2. I now have an only-slightly stale excuse to discuss famous necks in art. I once posted about second toes. Maybe this will become a running blog meme for me. Bodypart Thursdays, we can call it.


I was first introduced to the neck of Marie de’ Medici in a biology book. Marie was the queen of France and the proud owner of a very thick neck. I say proud because Marie made it fashionable to sport thick necks and all the ladies of the court wanted one.


Unfortunately, Marie was in my Biology text because it seems her neck was likely swollen by a goiter caused by the deficiency of iodine.


On to another unfortunate French queen: Marie Antoinette. This portrait of Marie and her children by Vigee Lebrun was especially unlucky. Marie wanted this painting to save her much maligned reputation by showing her as a doting mother. Sadly, one of her children, Princess Sophie, had been painted in the cradle but had to be painted out when she died. The absence of jewelry around Marie’s famously long and beautiful Austrian neck was especially important given her involvement in a certain affair of the diamond necklace.

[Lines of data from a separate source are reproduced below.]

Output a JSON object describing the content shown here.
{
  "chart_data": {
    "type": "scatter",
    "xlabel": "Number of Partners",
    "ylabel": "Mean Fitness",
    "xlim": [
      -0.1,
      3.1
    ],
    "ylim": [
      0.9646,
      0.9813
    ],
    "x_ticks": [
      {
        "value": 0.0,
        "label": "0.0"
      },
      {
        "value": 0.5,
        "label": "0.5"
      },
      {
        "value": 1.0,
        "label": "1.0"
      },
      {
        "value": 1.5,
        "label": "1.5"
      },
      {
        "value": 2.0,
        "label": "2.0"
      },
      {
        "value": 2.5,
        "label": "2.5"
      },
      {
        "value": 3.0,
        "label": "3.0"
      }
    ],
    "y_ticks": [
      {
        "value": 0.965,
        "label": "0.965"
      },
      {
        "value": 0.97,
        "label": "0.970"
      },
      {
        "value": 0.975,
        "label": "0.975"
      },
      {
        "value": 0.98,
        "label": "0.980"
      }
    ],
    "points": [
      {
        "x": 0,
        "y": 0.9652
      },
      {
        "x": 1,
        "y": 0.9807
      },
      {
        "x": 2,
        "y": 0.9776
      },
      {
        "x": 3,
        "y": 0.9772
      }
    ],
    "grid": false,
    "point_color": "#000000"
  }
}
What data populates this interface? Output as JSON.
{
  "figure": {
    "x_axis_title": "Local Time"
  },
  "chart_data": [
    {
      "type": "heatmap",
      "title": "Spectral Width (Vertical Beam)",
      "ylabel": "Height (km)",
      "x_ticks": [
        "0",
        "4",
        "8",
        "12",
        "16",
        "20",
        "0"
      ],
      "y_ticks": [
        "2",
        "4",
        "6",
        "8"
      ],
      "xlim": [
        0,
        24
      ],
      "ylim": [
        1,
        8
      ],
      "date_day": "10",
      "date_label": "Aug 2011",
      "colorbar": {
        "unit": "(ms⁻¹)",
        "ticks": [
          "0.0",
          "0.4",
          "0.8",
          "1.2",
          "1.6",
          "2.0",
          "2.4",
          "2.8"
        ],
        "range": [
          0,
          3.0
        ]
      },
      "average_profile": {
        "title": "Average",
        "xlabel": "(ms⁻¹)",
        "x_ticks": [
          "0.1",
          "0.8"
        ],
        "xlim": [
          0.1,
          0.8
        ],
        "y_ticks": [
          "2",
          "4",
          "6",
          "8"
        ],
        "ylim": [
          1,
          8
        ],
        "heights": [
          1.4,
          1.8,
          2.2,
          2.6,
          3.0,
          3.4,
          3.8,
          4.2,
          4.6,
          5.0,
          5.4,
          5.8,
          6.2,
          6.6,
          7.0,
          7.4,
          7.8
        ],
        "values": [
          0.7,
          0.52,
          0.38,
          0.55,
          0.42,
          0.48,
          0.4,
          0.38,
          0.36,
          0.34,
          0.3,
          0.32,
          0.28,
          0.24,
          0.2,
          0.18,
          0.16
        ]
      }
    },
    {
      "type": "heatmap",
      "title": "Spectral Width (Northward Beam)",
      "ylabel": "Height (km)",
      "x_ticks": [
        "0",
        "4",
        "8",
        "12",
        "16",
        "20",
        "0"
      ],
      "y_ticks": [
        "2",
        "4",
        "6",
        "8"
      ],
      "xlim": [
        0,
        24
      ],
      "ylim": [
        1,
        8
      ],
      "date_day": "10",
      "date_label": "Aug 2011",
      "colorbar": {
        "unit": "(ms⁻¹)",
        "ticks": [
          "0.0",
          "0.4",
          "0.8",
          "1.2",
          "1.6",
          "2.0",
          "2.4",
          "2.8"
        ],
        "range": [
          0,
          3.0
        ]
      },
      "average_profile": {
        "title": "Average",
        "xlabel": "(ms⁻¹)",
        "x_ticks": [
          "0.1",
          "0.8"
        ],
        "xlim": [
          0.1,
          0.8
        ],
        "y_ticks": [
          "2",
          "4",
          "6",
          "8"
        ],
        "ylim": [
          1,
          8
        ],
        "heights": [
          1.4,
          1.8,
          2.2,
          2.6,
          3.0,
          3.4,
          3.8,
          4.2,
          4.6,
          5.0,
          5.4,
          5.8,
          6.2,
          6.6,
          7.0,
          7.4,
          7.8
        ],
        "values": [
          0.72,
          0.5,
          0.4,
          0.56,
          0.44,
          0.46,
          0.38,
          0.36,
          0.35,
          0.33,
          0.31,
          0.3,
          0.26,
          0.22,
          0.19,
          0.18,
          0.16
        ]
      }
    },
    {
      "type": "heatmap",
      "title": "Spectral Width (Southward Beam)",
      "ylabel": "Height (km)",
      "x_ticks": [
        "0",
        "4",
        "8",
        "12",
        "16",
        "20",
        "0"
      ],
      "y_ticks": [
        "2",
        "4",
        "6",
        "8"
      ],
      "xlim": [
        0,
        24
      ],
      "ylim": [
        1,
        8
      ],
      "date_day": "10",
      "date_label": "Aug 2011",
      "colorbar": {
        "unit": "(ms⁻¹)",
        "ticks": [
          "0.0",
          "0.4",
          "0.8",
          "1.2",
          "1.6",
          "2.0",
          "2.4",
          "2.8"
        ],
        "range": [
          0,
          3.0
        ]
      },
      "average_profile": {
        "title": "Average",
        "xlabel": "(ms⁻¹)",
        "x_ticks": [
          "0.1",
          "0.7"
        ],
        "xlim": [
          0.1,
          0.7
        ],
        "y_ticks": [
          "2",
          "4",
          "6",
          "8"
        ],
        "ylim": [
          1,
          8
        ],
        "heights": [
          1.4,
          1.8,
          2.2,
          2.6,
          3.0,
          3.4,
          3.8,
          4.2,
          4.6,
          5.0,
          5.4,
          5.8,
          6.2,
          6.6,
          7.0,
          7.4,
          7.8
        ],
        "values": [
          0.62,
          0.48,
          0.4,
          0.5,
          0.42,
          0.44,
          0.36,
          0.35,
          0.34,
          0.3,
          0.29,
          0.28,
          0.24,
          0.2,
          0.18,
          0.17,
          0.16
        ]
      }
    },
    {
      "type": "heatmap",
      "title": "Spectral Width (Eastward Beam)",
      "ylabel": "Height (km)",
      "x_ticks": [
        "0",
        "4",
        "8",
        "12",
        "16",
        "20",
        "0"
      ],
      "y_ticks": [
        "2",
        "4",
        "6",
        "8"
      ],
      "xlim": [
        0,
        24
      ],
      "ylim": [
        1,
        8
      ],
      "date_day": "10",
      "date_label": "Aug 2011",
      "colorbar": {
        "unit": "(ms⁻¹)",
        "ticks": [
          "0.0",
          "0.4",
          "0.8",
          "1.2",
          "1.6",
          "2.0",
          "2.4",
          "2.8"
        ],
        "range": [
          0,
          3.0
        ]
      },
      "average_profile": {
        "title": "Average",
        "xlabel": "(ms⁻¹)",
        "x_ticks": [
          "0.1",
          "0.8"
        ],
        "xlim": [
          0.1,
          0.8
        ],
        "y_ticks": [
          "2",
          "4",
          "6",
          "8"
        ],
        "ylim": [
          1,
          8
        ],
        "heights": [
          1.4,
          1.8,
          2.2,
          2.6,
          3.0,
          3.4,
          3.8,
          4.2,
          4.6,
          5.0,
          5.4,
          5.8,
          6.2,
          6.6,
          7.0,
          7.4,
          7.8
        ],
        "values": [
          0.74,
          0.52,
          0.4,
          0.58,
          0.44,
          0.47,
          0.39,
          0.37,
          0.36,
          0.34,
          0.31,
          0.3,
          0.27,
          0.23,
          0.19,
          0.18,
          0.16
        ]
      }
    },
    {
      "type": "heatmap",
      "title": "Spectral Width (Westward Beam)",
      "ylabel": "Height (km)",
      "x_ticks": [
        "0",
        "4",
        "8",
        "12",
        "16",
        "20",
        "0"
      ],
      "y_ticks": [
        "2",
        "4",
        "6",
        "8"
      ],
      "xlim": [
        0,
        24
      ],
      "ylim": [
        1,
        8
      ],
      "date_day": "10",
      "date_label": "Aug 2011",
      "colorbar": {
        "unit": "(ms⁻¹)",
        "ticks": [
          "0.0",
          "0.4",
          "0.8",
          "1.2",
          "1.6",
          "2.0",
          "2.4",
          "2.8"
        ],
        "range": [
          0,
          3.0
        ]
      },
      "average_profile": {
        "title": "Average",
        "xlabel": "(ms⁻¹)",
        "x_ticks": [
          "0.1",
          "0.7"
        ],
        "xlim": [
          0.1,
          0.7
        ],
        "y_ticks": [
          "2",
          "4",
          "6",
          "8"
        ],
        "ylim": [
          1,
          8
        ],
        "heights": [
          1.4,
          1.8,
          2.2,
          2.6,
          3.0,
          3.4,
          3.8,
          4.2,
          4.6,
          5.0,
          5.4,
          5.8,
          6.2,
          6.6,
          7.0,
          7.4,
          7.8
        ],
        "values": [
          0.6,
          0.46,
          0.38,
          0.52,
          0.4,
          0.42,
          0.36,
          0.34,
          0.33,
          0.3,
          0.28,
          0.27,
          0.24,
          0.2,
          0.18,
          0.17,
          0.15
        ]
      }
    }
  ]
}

The painting failed to save Marie’s public image and had to be removed from its place of prominence at that year’s Salon, the year being 1789 (queue tolling of bells).

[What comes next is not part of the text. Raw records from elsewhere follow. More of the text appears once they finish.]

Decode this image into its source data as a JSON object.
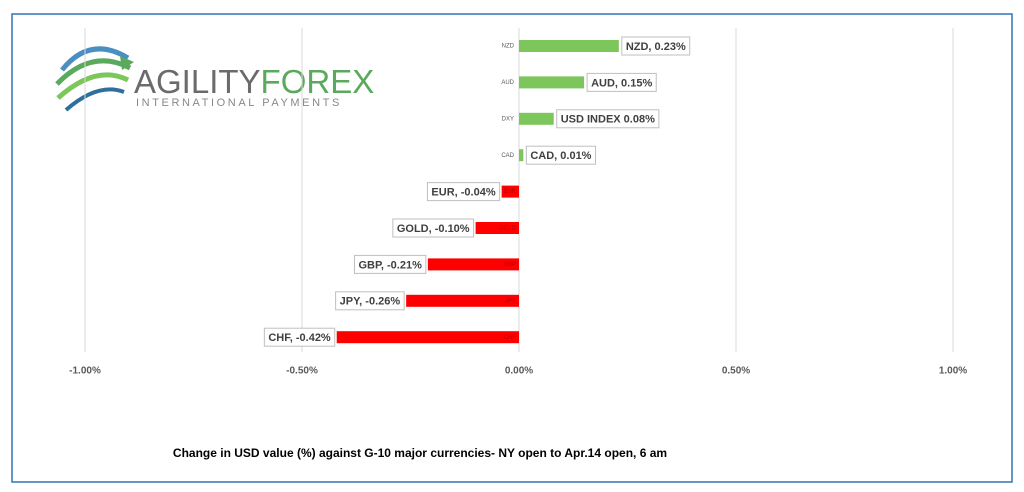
{
  "logo": {
    "word1": "AGILITY",
    "word2": "FOREX",
    "tagline": "INTERNATIONAL PAYMENTS"
  },
  "chart_data": {
    "type": "bar",
    "orientation": "horizontal",
    "categories": [
      "NZD",
      "AUD",
      "DXY",
      "CAD",
      "EUR",
      "GOLD",
      "GBP",
      "JPY",
      "CHF"
    ],
    "values": [
      0.23,
      0.15,
      0.08,
      0.01,
      -0.04,
      -0.1,
      -0.21,
      -0.26,
      -0.42
    ],
    "value_labels": [
      "NZD, 0.23%",
      "AUD, 0.15%",
      "USD INDEX 0.08%",
      "CAD, 0.01%",
      "EUR, -0.04%",
      "GOLD, -0.10%",
      "GBP, -0.21%",
      "JPY, -0.26%",
      "CHF, -0.42%"
    ],
    "positive_color": "#7cc65c",
    "negative_color": "#ff0000",
    "xlim": [
      -1,
      1
    ],
    "xticks": [
      {
        "value": -1,
        "label": "-1.00%"
      },
      {
        "value": -0.5,
        "label": "-0.50%"
      },
      {
        "value": 0,
        "label": "0.00%"
      },
      {
        "value": 0.5,
        "label": "0.50%"
      },
      {
        "value": 1,
        "label": "1.00%"
      }
    ],
    "grid": true,
    "caption": "Change in  USD value (%)  against  G-10 major currencies-  NY open to Apr.14 open, 6 am"
  }
}
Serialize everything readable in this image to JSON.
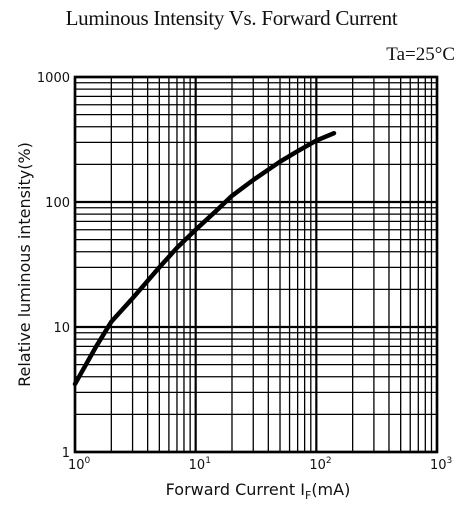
{
  "chart_data": {
    "type": "line",
    "title": "Luminous Intensity Vs. Forward Current",
    "condition": "Ta=25°C",
    "xlabel": "Forward Current I",
    "xlabel_sub": "F",
    "xlabel_unit": "(mA)",
    "ylabel": "Relative luminous intensity(%)",
    "xscale": "log",
    "yscale": "log",
    "xlim": [
      1,
      1000
    ],
    "ylim": [
      1,
      1000
    ],
    "grid": true,
    "x_ticks": [
      {
        "base": "10",
        "exp": "0"
      },
      {
        "base": "10",
        "exp": "1"
      },
      {
        "base": "10",
        "exp": "2"
      },
      {
        "base": "10",
        "exp": "3"
      }
    ],
    "y_ticks": [
      "1",
      "10",
      "100",
      "1000"
    ],
    "series": [
      {
        "x": [
          1,
          1.5,
          2,
          3,
          5,
          7,
          10,
          15,
          20,
          30,
          50,
          70,
          100,
          140
        ],
        "y": [
          3.5,
          7,
          11,
          17,
          30,
          43,
          60,
          86,
          112,
          150,
          210,
          255,
          310,
          355
        ]
      }
    ],
    "colors": {
      "line": "#000000",
      "grid": "#000000"
    }
  }
}
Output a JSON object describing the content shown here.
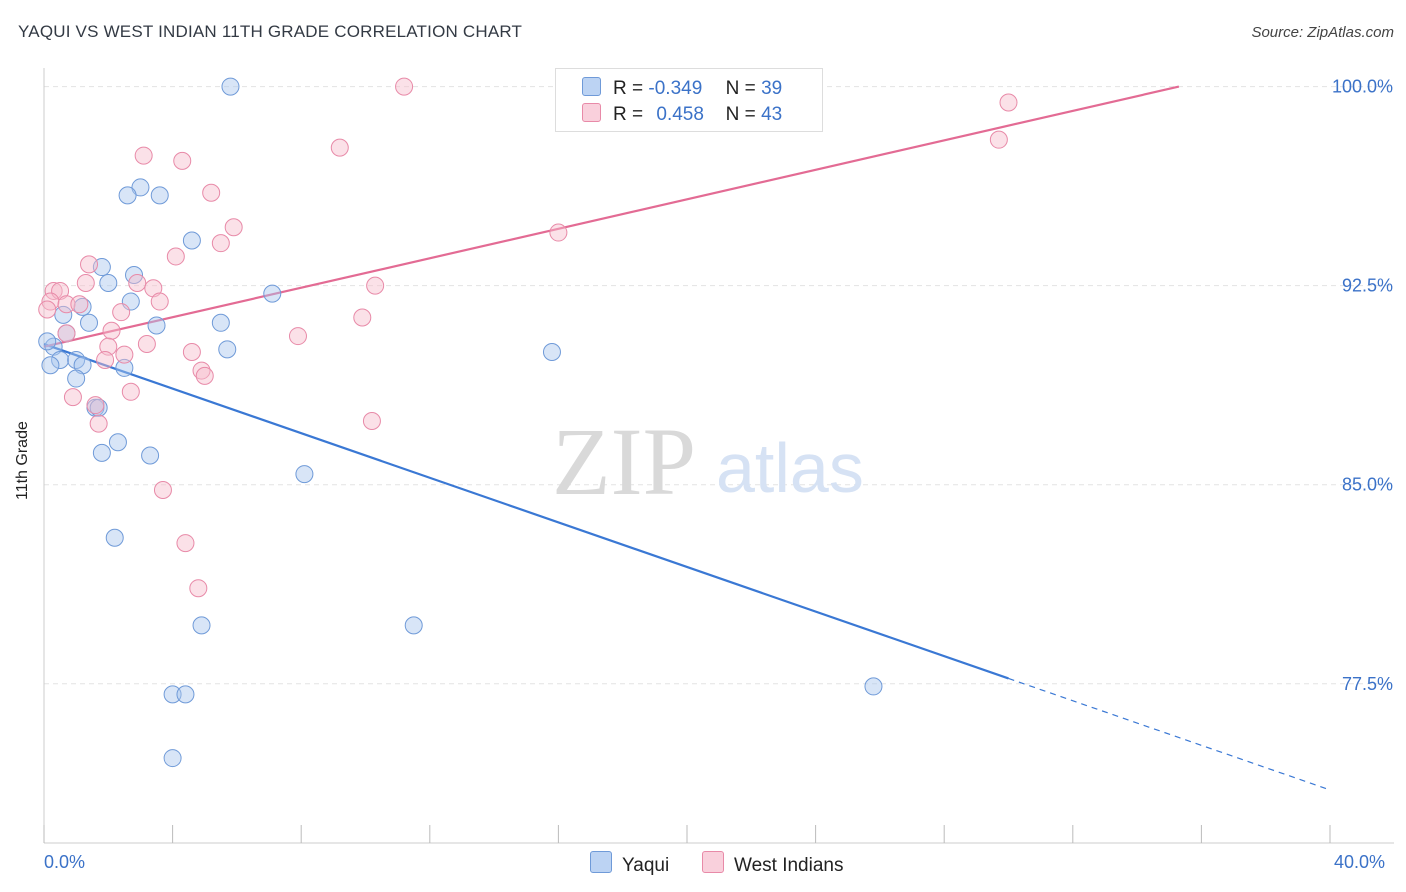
{
  "header": {
    "title": "YAQUI VS WEST INDIAN 11TH GRADE CORRELATION CHART",
    "source": "Source: ZipAtlas.com"
  },
  "watermark": {
    "zip": "ZIP",
    "atlas": "atlas"
  },
  "legend": {
    "r_label": "R =",
    "n_label": "N =",
    "items": [
      {
        "name": "Yaqui",
        "r": "-0.349",
        "n": "39",
        "color": "#a9c6ee",
        "stroke": "#6f9ad8"
      },
      {
        "name": "West Indians",
        "r": "0.458",
        "n": "43",
        "color": "#f6bccd",
        "stroke": "#e88aa8"
      }
    ]
  },
  "chart_data": {
    "type": "scatter",
    "title": "YAQUI VS WEST INDIAN 11TH GRADE CORRELATION CHART",
    "xlabel": "",
    "ylabel": "11th Grade",
    "xlim": [
      0,
      40
    ],
    "ylim": [
      71.5,
      100.7
    ],
    "x_tick_labels": [
      "0.0%",
      "40.0%"
    ],
    "y_ticks": [
      100.0,
      92.5,
      85.0,
      77.5
    ],
    "y_tick_labels": [
      "100.0%",
      "92.5%",
      "85.0%",
      "77.5%"
    ],
    "grid": true,
    "series": [
      {
        "name": "Yaqui",
        "color": "#3a78d4",
        "points": [
          [
            5.8,
            100.0
          ],
          [
            3.0,
            96.2
          ],
          [
            2.6,
            95.9
          ],
          [
            3.6,
            95.9
          ],
          [
            4.6,
            94.2
          ],
          [
            1.8,
            93.2
          ],
          [
            2.0,
            92.6
          ],
          [
            2.8,
            92.9
          ],
          [
            7.1,
            92.2
          ],
          [
            2.7,
            91.9
          ],
          [
            1.2,
            91.7
          ],
          [
            0.6,
            91.4
          ],
          [
            1.4,
            91.1
          ],
          [
            3.5,
            91.0
          ],
          [
            5.5,
            91.1
          ],
          [
            0.7,
            90.7
          ],
          [
            0.3,
            90.2
          ],
          [
            5.7,
            90.1
          ],
          [
            15.8,
            90.0
          ],
          [
            0.5,
            89.7
          ],
          [
            1.0,
            89.7
          ],
          [
            0.2,
            89.5
          ],
          [
            1.2,
            89.5
          ],
          [
            2.5,
            89.4
          ],
          [
            1.0,
            89.0
          ],
          [
            1.6,
            87.9
          ],
          [
            1.7,
            87.9
          ],
          [
            2.3,
            86.6
          ],
          [
            1.8,
            86.2
          ],
          [
            3.3,
            86.1
          ],
          [
            8.1,
            85.4
          ],
          [
            2.2,
            83.0
          ],
          [
            4.9,
            79.7
          ],
          [
            11.5,
            79.7
          ],
          [
            25.8,
            77.4
          ],
          [
            4.0,
            77.1
          ],
          [
            4.4,
            77.1
          ],
          [
            4.0,
            74.7
          ],
          [
            0.1,
            90.4
          ]
        ],
        "trend": {
          "x0": 0.0,
          "y0": 90.3,
          "x_solid_end": 30.0,
          "x1": 40.0,
          "y1": 73.5
        }
      },
      {
        "name": "West Indians",
        "color": "#e36b94",
        "points": [
          [
            11.2,
            100.0
          ],
          [
            30.0,
            99.4
          ],
          [
            29.7,
            98.0
          ],
          [
            9.2,
            97.7
          ],
          [
            3.1,
            97.4
          ],
          [
            4.3,
            97.2
          ],
          [
            5.2,
            96.0
          ],
          [
            16.0,
            94.5
          ],
          [
            5.9,
            94.7
          ],
          [
            5.5,
            94.1
          ],
          [
            4.1,
            93.6
          ],
          [
            1.4,
            93.3
          ],
          [
            0.3,
            92.3
          ],
          [
            0.5,
            92.3
          ],
          [
            1.3,
            92.6
          ],
          [
            2.9,
            92.6
          ],
          [
            3.4,
            92.4
          ],
          [
            10.3,
            92.5
          ],
          [
            0.2,
            91.9
          ],
          [
            0.7,
            91.8
          ],
          [
            1.1,
            91.8
          ],
          [
            2.4,
            91.5
          ],
          [
            9.9,
            91.3
          ],
          [
            0.1,
            91.6
          ],
          [
            2.1,
            90.8
          ],
          [
            3.6,
            91.9
          ],
          [
            7.9,
            90.6
          ],
          [
            3.2,
            90.3
          ],
          [
            0.7,
            90.7
          ],
          [
            2.0,
            90.2
          ],
          [
            4.6,
            90.0
          ],
          [
            2.5,
            89.9
          ],
          [
            1.9,
            89.7
          ],
          [
            4.9,
            89.3
          ],
          [
            5.0,
            89.1
          ],
          [
            0.9,
            88.3
          ],
          [
            2.7,
            88.5
          ],
          [
            1.6,
            88.0
          ],
          [
            10.2,
            87.4
          ],
          [
            1.7,
            87.3
          ],
          [
            3.7,
            84.8
          ],
          [
            4.4,
            82.8
          ],
          [
            4.8,
            81.1
          ]
        ],
        "trend": {
          "x0": 0.0,
          "y0": 90.2,
          "x1": 35.3,
          "y1": 100.0
        }
      }
    ]
  }
}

So of course, the story ends with Marie on her way to the guillotine not long after for the removal of head from said neck, where she was sketched by J.L. David, who in addition to being the most famous artist in France was a member of the revolutionary National Convention who had voted for the Queen’s execution.


 No proper list of famous necks in art would be complete without Parmigianino’s Madonna of the long neck. The title says it all. We could wonder about what Parmigianino had in mind when he stretched Mary’s neck to extremes, but it’s more fun to compare her with other similarly necked beauties.



Botticelli’s Venus (indeed the very neck and pose filched by Parmigianino).




One of El Greco’s many ethereal Madonnas. 


Uma



And...Barbie (how odd that her neck is out of proportion since the rest of her body has such natural anatomy)

Francis Bacon said, "There is no excellent beauty which hath not some strangeness in the proportion." Those of us with ordinary necks might wish for more strangeness. I remember the scene in the movie version of Sense and Sensibility where Marianne sees Willoughby’s new fiancé, Miss Grey. And even though, like Marianne, we only see Miss Grey from a distance across a crowded ballroom, I’m thinking, who cares about her £50,000 a year, what a neck! How could even Kate Winslet possibly compete? Imagine the casting call for Miss Grey’s role. “No you won’t have any lines so don’t bother reading anything. Just tilt your head back please and look imperious.”

Of course if, like me, you’re left feeling less elegant than all these swanlike beauties, you can always take comfort in the opinion of Steve Martin: “I like a woman with a head on her shoulders. I hate necks.”

3 comments:

JoLee said...

I love this post. Great gathering of necks. I'm glad yours is feeling better.

Tangent Woman said...

While reading this I kept having to stretch my neck from side to side.
So very glad you are posting again!

stay said...

I was going to mock you for your use of the ridiculous word "onomatopoeia-esque", but then I read "Parmigianino", and I found that it was suddenly much more important for me to go eat some pasta. You have escaped mockery this time, thanks to your Italian friend with the tasty name!